Books are both reservoirs of information and works of explanation and interpretation. The key words here are interpretation and explanation. The basic point to remember is that when you read a book your main goal should be to understand the author's major conclusions and interpretation/point of view. Remember, you are not writing a book report, which is a simple summary of a book, but a book review. Book reviews are more complicated and demanding.
Reviewers report on the content and evaluate the book, discussing matters such as the author's evidence, logic, style, conclusions, and organization.
The Thesis: The first thing to look for is the author's thesis or central argument. Keep in mind that the thesis is not necessarily the subject of the book. The subject of a book may be a biography of Franklin D. Roosevelt, but the thesis may be that Roosevelt was a great wartime leader but a poor interpreter of the postwar world. A book may have several sub-themes, but a good book has a primary thesis.
How do you find the main thesis? Read the book thoughtfully. Always read the Introduction or Preface, since authors use these to state the reasons why they wrote their book. Next, read the Conclusion (or last chapter), since authors usually review their purposes in their conclusions. If you know the author's conclusion, you can keep it in mind when you go back and read the book from start finish, and that knowledge will help you understand what you read.
Another helpful suggestion is to skim the book quickly the first time you look at it: read the table of contents, look at the first and last paragraphs in each chapter, look at the illustrations (if any) and the legends under them. This sort of reading will help you absorb the meaning of the book and the author's point of view. This kind of reading also helps you remember better when you begin your methodical reading of the book.
The Organization of the Review: The thesis of the book usually comes first in a review. You might begin with a quotation from the book that spells this thesis out. Also, identify the author as quickly as you can, so that your reader will know early on who the person is who wrote this book (a professional historian, an amateur historian, an archivist, a novelist, etc.).

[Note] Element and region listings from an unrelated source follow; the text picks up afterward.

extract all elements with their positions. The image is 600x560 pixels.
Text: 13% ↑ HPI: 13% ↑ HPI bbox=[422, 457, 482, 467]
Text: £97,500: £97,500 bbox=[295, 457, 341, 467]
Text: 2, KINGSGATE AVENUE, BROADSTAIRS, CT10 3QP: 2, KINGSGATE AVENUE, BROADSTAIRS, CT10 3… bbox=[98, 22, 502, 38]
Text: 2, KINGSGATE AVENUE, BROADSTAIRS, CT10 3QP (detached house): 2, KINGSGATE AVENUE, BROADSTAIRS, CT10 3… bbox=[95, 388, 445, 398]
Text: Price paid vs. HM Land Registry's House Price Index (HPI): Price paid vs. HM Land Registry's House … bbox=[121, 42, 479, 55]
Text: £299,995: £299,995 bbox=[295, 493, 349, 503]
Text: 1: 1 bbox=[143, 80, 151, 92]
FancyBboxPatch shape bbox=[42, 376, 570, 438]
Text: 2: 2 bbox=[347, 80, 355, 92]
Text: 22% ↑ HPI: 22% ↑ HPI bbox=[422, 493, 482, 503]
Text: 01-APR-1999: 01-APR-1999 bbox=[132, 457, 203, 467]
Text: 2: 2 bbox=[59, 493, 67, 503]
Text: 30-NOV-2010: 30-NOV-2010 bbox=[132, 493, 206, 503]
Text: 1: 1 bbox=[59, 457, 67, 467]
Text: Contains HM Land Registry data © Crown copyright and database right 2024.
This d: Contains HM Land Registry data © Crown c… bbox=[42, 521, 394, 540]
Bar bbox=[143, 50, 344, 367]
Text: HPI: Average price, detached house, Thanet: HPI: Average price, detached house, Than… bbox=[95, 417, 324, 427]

Once you introduce the thesis of the book, go on to develop the main ideas. Avoid the temptation to summarize each chapter. Don't try to report every interesting detail, but recount a few interesting aspects. As a reviewer, you are expected to make some judgments, whether on the accuracy of the book (if you know the field well or have specialized knowledge of the subject matter) or on your own opinion/feelings about the book. Did you like it? Mistrust it? Find it interesting?
From these initial feelings you can go on to analyze them. Why did you like/dislike the book, mistrust it, find it interesting? What was interesting/uninteresting about it? By analyzing your intuitions you can provide a foundation of informal reasoning and questioning that can serve as the basis of your more formal analysis of the book.

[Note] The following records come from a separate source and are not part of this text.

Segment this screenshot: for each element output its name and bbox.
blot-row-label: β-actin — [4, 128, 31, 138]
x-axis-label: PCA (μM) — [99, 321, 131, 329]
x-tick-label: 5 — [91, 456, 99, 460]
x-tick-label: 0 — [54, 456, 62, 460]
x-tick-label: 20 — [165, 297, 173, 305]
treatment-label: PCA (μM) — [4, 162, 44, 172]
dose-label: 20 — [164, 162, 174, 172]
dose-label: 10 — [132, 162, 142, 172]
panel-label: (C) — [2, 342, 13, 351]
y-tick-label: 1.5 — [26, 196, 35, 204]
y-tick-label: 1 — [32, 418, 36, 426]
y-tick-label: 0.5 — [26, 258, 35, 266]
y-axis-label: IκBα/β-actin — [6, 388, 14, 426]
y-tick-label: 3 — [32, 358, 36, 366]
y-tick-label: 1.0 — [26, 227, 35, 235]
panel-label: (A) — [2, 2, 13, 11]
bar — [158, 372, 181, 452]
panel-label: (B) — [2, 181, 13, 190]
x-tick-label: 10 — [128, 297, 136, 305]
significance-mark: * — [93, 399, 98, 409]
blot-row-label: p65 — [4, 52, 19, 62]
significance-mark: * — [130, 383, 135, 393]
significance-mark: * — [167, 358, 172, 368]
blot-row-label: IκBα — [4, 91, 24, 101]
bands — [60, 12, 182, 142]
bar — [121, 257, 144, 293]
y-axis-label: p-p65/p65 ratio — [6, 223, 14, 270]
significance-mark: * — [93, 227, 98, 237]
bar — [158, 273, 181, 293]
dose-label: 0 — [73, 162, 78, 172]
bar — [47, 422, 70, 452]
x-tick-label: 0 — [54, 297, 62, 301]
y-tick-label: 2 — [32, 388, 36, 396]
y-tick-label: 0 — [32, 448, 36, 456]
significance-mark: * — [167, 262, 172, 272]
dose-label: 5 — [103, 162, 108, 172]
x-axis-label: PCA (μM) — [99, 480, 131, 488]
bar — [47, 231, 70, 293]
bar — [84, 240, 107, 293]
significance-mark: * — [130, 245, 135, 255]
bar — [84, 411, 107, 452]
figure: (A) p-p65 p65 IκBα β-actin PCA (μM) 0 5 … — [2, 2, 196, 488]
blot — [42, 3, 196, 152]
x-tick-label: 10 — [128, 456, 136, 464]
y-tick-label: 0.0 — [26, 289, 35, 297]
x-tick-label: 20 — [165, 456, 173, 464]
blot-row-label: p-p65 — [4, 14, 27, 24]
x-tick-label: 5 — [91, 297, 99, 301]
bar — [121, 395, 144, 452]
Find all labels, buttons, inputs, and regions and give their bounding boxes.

Checklist for Writing Critical Book Reviews:
1. Always give the author's main thesis.
2. Always give some of the evidence that the author gives to support this major thesis.
3. Identify the author and state his/her biases.

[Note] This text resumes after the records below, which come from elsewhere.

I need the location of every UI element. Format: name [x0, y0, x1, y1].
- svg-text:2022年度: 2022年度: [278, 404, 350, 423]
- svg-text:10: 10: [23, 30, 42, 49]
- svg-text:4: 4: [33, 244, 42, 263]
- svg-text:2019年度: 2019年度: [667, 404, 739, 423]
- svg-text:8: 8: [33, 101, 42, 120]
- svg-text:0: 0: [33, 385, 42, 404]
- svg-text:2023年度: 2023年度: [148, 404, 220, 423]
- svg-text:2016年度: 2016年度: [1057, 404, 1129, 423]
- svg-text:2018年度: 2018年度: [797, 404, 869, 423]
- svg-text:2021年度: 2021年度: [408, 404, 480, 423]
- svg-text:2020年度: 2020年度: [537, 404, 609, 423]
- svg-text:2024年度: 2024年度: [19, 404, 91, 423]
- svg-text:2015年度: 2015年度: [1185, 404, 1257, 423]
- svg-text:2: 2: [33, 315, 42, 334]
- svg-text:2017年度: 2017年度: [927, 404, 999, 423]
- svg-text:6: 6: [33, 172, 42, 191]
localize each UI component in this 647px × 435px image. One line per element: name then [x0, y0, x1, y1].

4. Avoid lengthy comments on the style of the book, but do indicate whether it is well-written or not.
5. Comment on what the book added to your understanding of the
6. Avoid vague generalizations or polemical attacks on the book.
7. Don't feel compelled to say negative things about the book. If you find problems or faults with the book, or disagree with the author's thesis, state these objections. But you are not obliged to look for petty problems just to have something t criticize.
8. Judge the book the author has written. You may wish the author had written a different book, but this is the book the author wrote, so don't review it as if it should be another book.
9. Quote selectively from the book you are reviewing. Quotations give some of the book's tone and may express thoughts in a sharp and concise way. But avoid long chunks of quotations. You must show your readers that you have understood the book you are reviewing and can provide pungent analysis of it.
10. Whenever possible, bring some of your own knowledge to bear on the book; something you have learned in class, read in another course, or from your own experience.
If you have thoughts about ideas the author overlooked, mention them in the review--but avoid giving the impression that you are an independent expert on the subject (if you are not); that gives a dishonest impression.
A book review should observe the basic requirements of literary discourse. There should be an introduction (an overview of your thesis or ideas concerning the book), a middle section in which you develop your argument, and a brief conclusion. As always, clarity and grammatical precision are important if your reader is to understand what you are saying.
From: Richard Marius, A Short Guide to Writing About History, 1st ed. (Glenview, IL: Scott, Foresman, 1989), pp. 178-192.